Homesteading lifestyle with a hip replacement

 Now this may sound a bit odd….. but consider this: I had a hip replacement when I was about 47 years old.  AND there was no one in the medical profession who could tell me WHY I had a lousy arthritic hip.  

 

There I was, walking up and down a steep hill in West Virginia to get to my house in the woods and slowly but surely it became more and more difficult!

 

There was speculation and I tried various cures—like not eating nightshades (tomatoes, potatoes, eggplants.) The irony is that NOW some professionals on infomercials are saying nightshades are precisely what I needed in my diet!

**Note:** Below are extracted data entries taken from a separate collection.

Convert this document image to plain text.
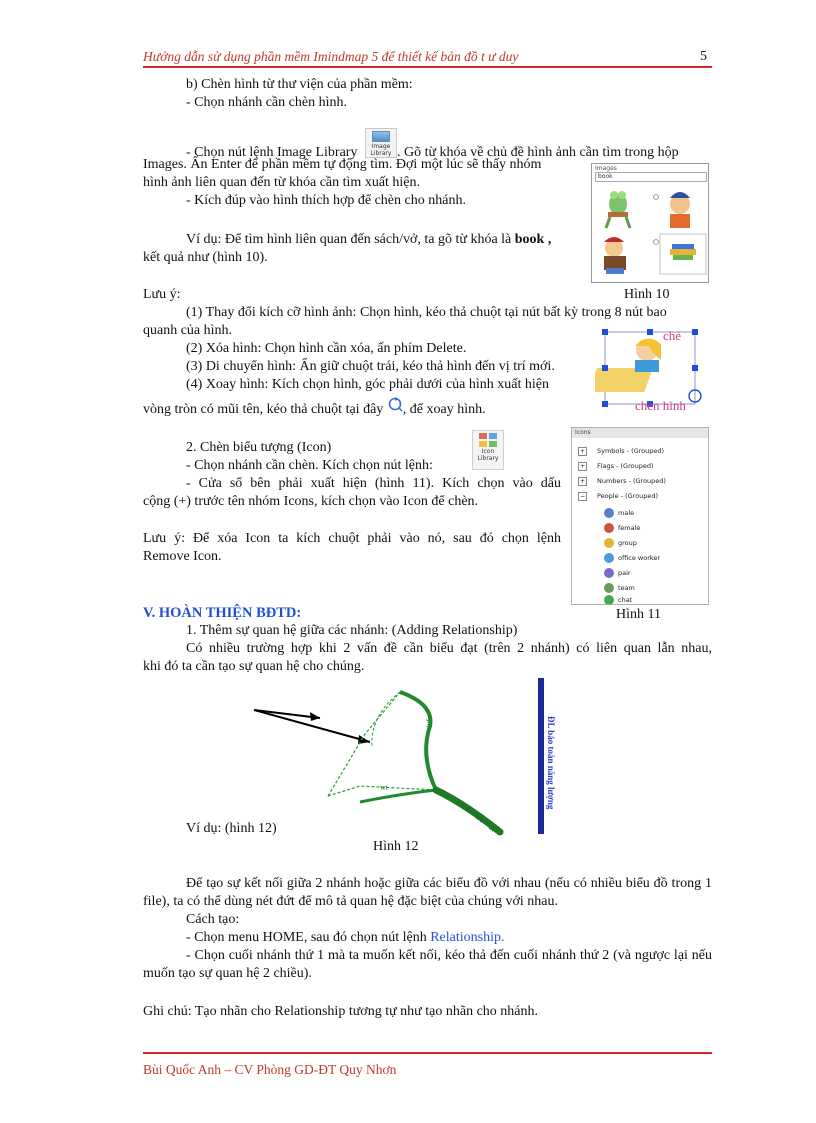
Hướng dẫn sử dụng phần mềm Imindmap 5 để thiết kế bản đồ t ư duy	5
b) Chèn hình từ thư viện của phần mềm:
- Chọn nhánh cần chèn hình.
- Chọn nút lệnh Image Library	Image
Library . Gõ từ khóa về chủ đề hình ảnh cần tìm trong hộp
Images. Ấn Enter để phần mềm tự động tìm. Đợi một lúc sẽ thấy nhóm
hình ảnh liên quan đến từ khóa cần tìm xuất hiện.
- Kích đúp vào hình thích hợp để chèn cho nhánh.
Ví dụ: Để tìm hình liên quan đến sách/vở, ta gõ từ khóa là book ,
kết quả như (hình 10).
Images
book
Hình 10
Lưu ý:
(1) Thay đổi kích cỡ hình ảnh: Chọn hình, kéo thả chuột tại nút bất kỳ trong 8 nút bao
quanh của hình.
(2) Xóa hình: Chọn hình cần xóa, ấn phím Delete.
(3) Di chuyển hình: Ấn giữ chuột trái, kéo thả hình đến vị trí mới.
(4) Xoay hình: Kích chọn hình, góc phải dưới của hình xuất hiện
vòng tròn có mũi tên, kéo thả chuột tại đây , để xoay hình.
chè
chèn hình
2. Chèn biểu tượng (Icon)
- Chọn nhánh cần chèn. Kích chọn nút lệnh:
Icon
Library
- Cửa sổ bên phải xuất hiện (hình 11). Kích chọn vào dấu
cộng (+) trước tên nhóm Icons, kích chọn vào Icon để chèn.
Lưu ý: Để xóa Icon ta kích chuột phải vào nó, sau đó chọn lệnh
Remove Icon.
Icons
+ Symbols - (Grouped)
+ Flags - (Grouped)
+ Numbers - (Grouped)
− People - (Grouped)
male
female
group
office worker
pair
team
chat
Hình 11
V. HOÀN THIỆN BĐTD:
1. Thêm sự quan hệ giữa các nhánh: (Adding Relationship)
Có nhiều trường hợp khi 2 vấn đề cần biểu đạt (trên 2 nhánh) có liên quan lẫn nhau,
khi đó ta cần tạo sự quan hệ cho chúng.
wf
wt
wđ + wt = ...
ĐL bảo toàn năng lượng
Ví dụ: (hình 12)
Hình 12
Để tạo sự kết nối giữa 2 nhánh hoặc giữa các biểu đồ với nhau (nếu có nhiều biểu đồ trong 1 file), ta có thể dùng nét đứt để mô tả quan hệ đặc biệt của chúng với nhau.
Cách tạo:
- Chọn menu HOME, sau đó chọn nút lệnh Relationship.
- Chọn cuối nhánh thứ 1 mà ta muốn kết nối, kéo thả đến cuối nhánh thứ 2 (và ngược lại nếu muốn tạo sự quan hệ 2 chiều).
Ghi chú: Tạo nhãn cho Relationship tương tự như tạo nhãn cho nhánh.
Bùi Quốc Anh – CV Phòng GD-ĐT Quy Nhơn
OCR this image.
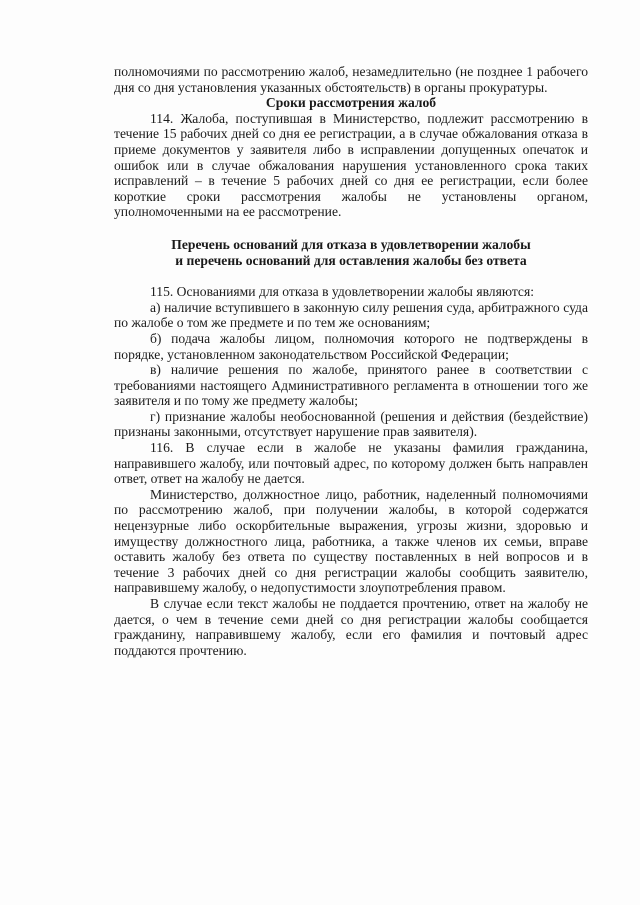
полномочиями по рассмотрению жалоб, незамедлительно (не позднее 1 рабочего дня со дня установления указанных обстоятельств) в органы прокуратуры.

Сроки рассмотрения жалоб

114. Жалоба, поступившая в Министерство, подлежит рассмотрению в течение 15 рабочих дней со дня ее регистрации, а в случае обжалования отказа в приеме документов у заявителя либо в исправлении допущенных опечаток и ошибок или в случае обжалования нарушения установленного срока таких исправлений – в течение 5 рабочих дней со дня ее регистрации, если более короткие сроки рассмотрения жалобы не установлены органом, уполномоченными на ее рассмотрение.

Перечень оснований для отказа в удовлетворении жалобы
и перечень оснований для оставления жалобы без ответа

115. Основаниями для отказа в удовлетворении жалобы являются:

а) наличие вступившего в законную силу решения суда, арбитражного суда по жалобе о том же предмете и по тем же основаниям;

б) подача жалобы лицом, полномочия которого не подтверждены в порядке, установленном законодательством Российской Федерации;

в) наличие решения по жалобе, принятого ранее в соответствии с требованиями настоящего Административного регламента в отношении того же заявителя и по тому же предмету жалобы;

г) признание жалобы необоснованной (решения и действия (бездействие) признаны законными, отсутствует нарушение прав заявителя).

116. В случае если в жалобе не указаны фамилия гражданина, направившего жалобу, или почтовый адрес, по которому должен быть направлен ответ, ответ на жалобу не дается.

Министерство, должностное лицо, работник, наделенный полномочиями по рассмотрению жалоб, при получении жалобы, в которой содержатся нецензурные либо оскорбительные выражения, угрозы жизни, здоровью и имуществу должностного лица, работника, а также членов их семьи, вправе оставить жалобу без ответа по существу поставленных в ней вопросов и в течение 3 рабочих дней со дня регистрации жалобы сообщить заявителю, направившему жалобу, о недопустимости злоупотребления правом.

В случае если текст жалобы не поддается прочтению, ответ на жалобу не дается, о чем в течение семи дней со дня регистрации жалобы сообщается гражданину, направившему жалобу, если его фамилия и почтовый адрес поддаются прочтению.
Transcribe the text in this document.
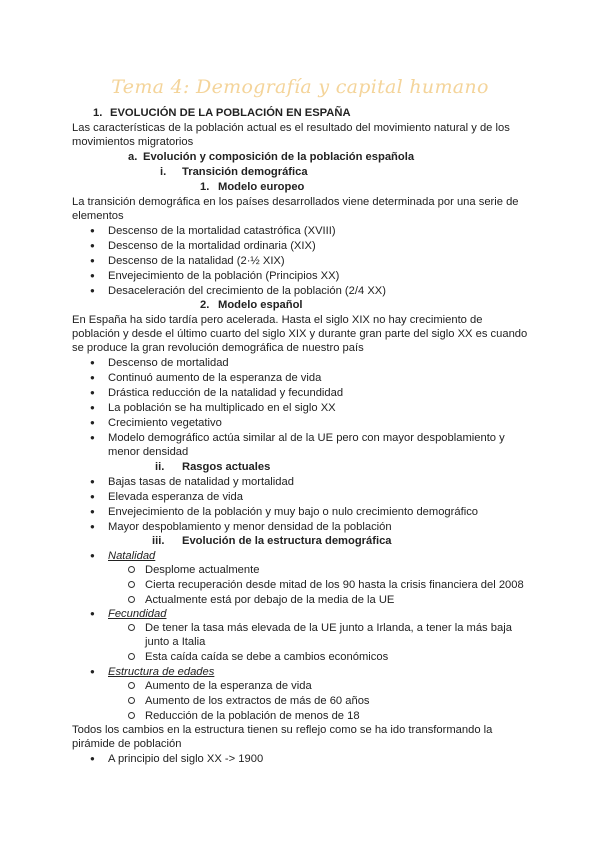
Tema 4: Demografía y capital humano
1. EVOLUCIÓN DE LA POBLACIÓN EN ESPAÑA
Las características de la población actual es el resultado del movimiento natural y de los
movimientos migratorios
a. Evolución y composición de la población española
i. Transición demográfica
1. Modelo europeo
La transición demográfica en los países desarrollados viene determinada por una serie de
elementos
● Descenso de la mortalidad catastrófica (XVIII)
● Descenso de la mortalidad ordinaria (XIX)
● Descenso de la natalidad (2·½ XIX)
● Envejecimiento de la población (Principios XX)
● Desaceleración del crecimiento de la población (2/4 XX)
2. Modelo español
En España ha sido tardía pero acelerada. Hasta el siglo XIX no hay crecimiento de
población y desde el último cuarto del siglo XIX y durante gran parte del siglo XX es cuando
se produce la gran revolución demográfica de nuestro país
● Descenso de mortalidad
● Continuó aumento de la esperanza de vida
● Drástica reducción de la natalidad y fecundidad
● La población se ha multiplicado en el siglo XX
● Crecimiento vegetativo
● Modelo demográfico actúa similar al de la UE pero con mayor despoblamiento y
menor densidad
ii. Rasgos actuales
● Bajas tasas de natalidad y mortalidad
● Elevada esperanza de vida
● Envejecimiento de la población y muy bajo o nulo crecimiento demográfico
● Mayor despoblamiento y menor densidad de la población
iii. Evolución de la estructura demográfica
● Natalidad
Desplome actualmente
Cierta recuperación desde mitad de los 90 hasta la crisis financiera del 2008
Actualmente está por debajo de la media de la UE
● Fecundidad
De tener la tasa más elevada de la UE junto a Irlanda, a tener la más baja
junto a Italia
Esta caída caída se debe a cambios económicos
● Estructura de edades
Aumento de la esperanza de vida
Aumento de los extractos de más de 60 años
Reducción de la población de menos de 18
Todos los cambios en la estructura tienen su reflejo como se ha ido transformando la
pirámide de población
● A principio del siglo XX -> 1900
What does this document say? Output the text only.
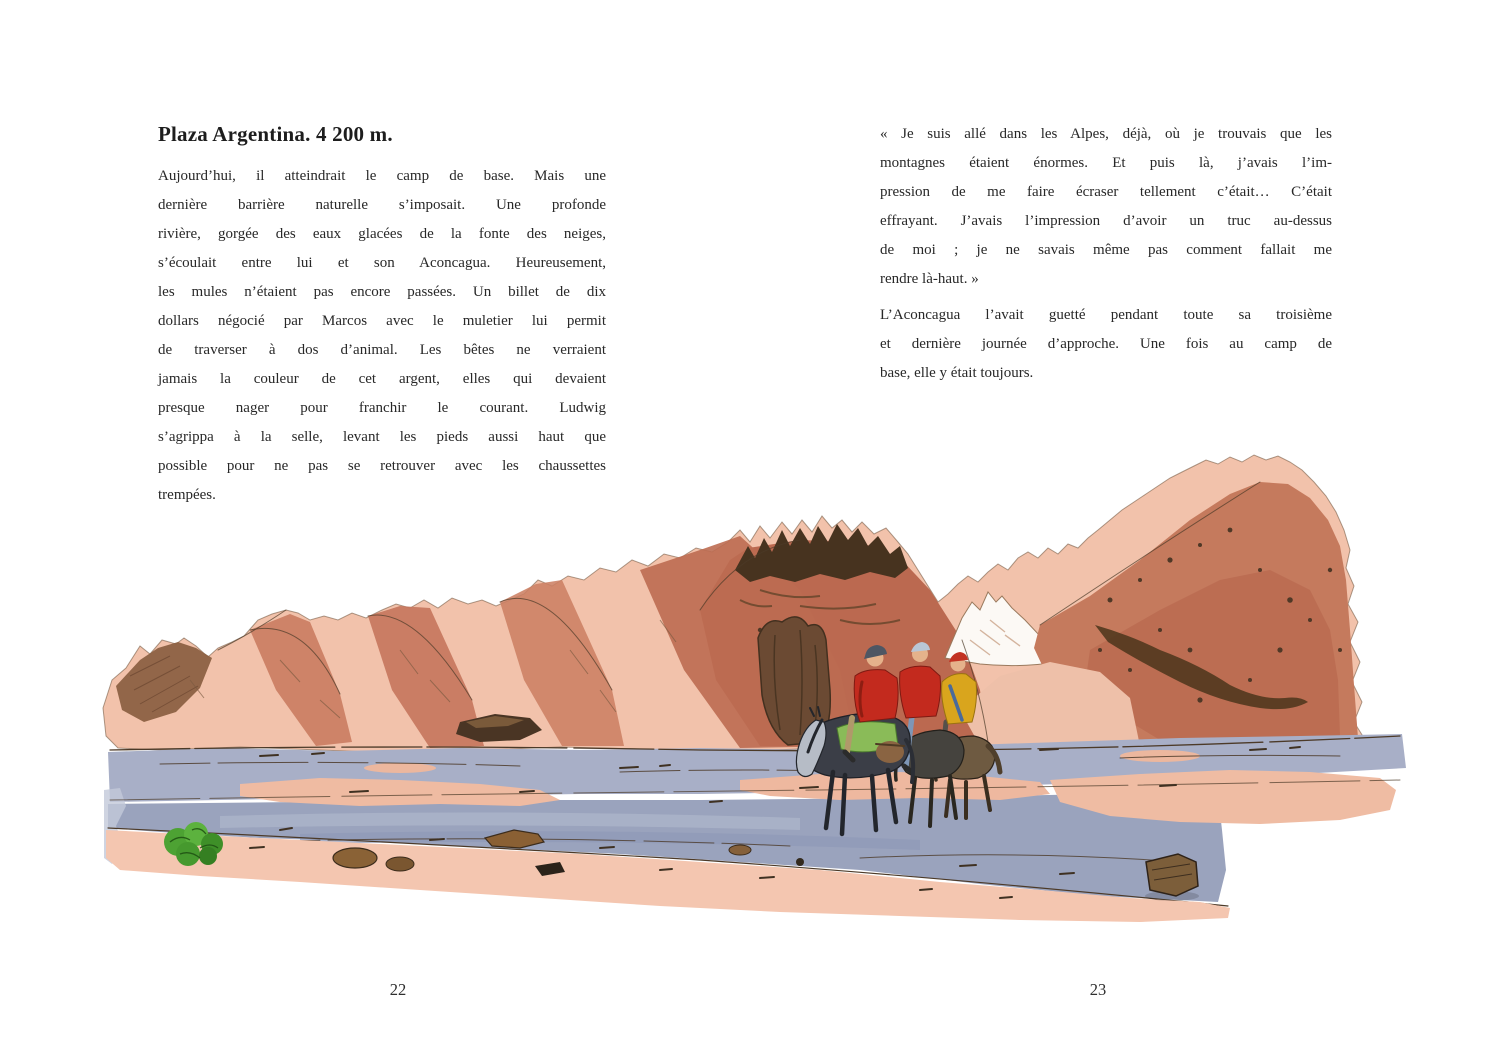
Plaza Argentina. 4 200 m.
Aujourd’hui, il atteindrait le camp de base. Mais une
dernière barrière naturelle s’imposait. Une profonde
rivière, gorgée des eaux glacées de la fonte des neiges,
s’écoulait entre lui et son Aconcagua. Heureusement,
les mules n’étaient pas encore passées. Un billet de dix
dollars négocié par Marcos avec le muletier lui permit
de traverser à dos d’animal. Les bêtes ne verraient
jamais la couleur de cet argent, elles qui devaient
presque nager pour franchir le courant. Ludwig
s’agrippa à la selle, levant les pieds aussi haut que
possible pour ne pas se retrouver avec les chaussettes
trempées.
« Je suis allé dans les Alpes, déjà, où je trouvais que les
montagnes étaient énormes. Et puis là, j’avais l’im-
pression de me faire écraser tellement c’était… C’était
effrayant. J’avais l’impression d’avoir un truc au-dessus
de moi ; je ne savais même pas comment fallait me
rendre là-haut. »
L’Aconcagua l’avait guetté pendant toute sa troisième
et dernière journée d’approche. Une fois au camp de
base, elle y était toujours.
22	23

Go figure.

 

Also, my surgeon told me I would probably have to have the replacement replaced in about 15 years (at age 62).  He cautioned me to NOT RUN on it as the impact of my left foot on the ground could cause the replacement to be damaged. 

 

So, I was careful for a very long while. (15 years?) But I finally gave up and started running and worked up to 3-mile jaunts. I even experimented with running barefoot but alas…. I pushed myself too hard. The hip never failed me, but the left calf muscle or the tendon would now and then yell out “stop”!!! So now, I just walk/ run about a half mile once or twice a week and sprint a bit.    

 

In the early arthritic years, I took aspirin, and as the need grew worse, a doctor prescribed something called ANSAID. When I read the side effects of the ANSAID, however, I gave it up. Of course, I consulted the ladies who ran the local natural food store. And I consulted the best seller by Louise Hay titled You Can Heal Your Life. 

 

As years passed, I decided that I had probably injured my hip and cut off the blood supply to the tissue between the ball and socket.  I assumed that there HAD TO Be a reason but really, it’s still a mystery.

 

But the hip replacement saved the day, and I am truly grateful!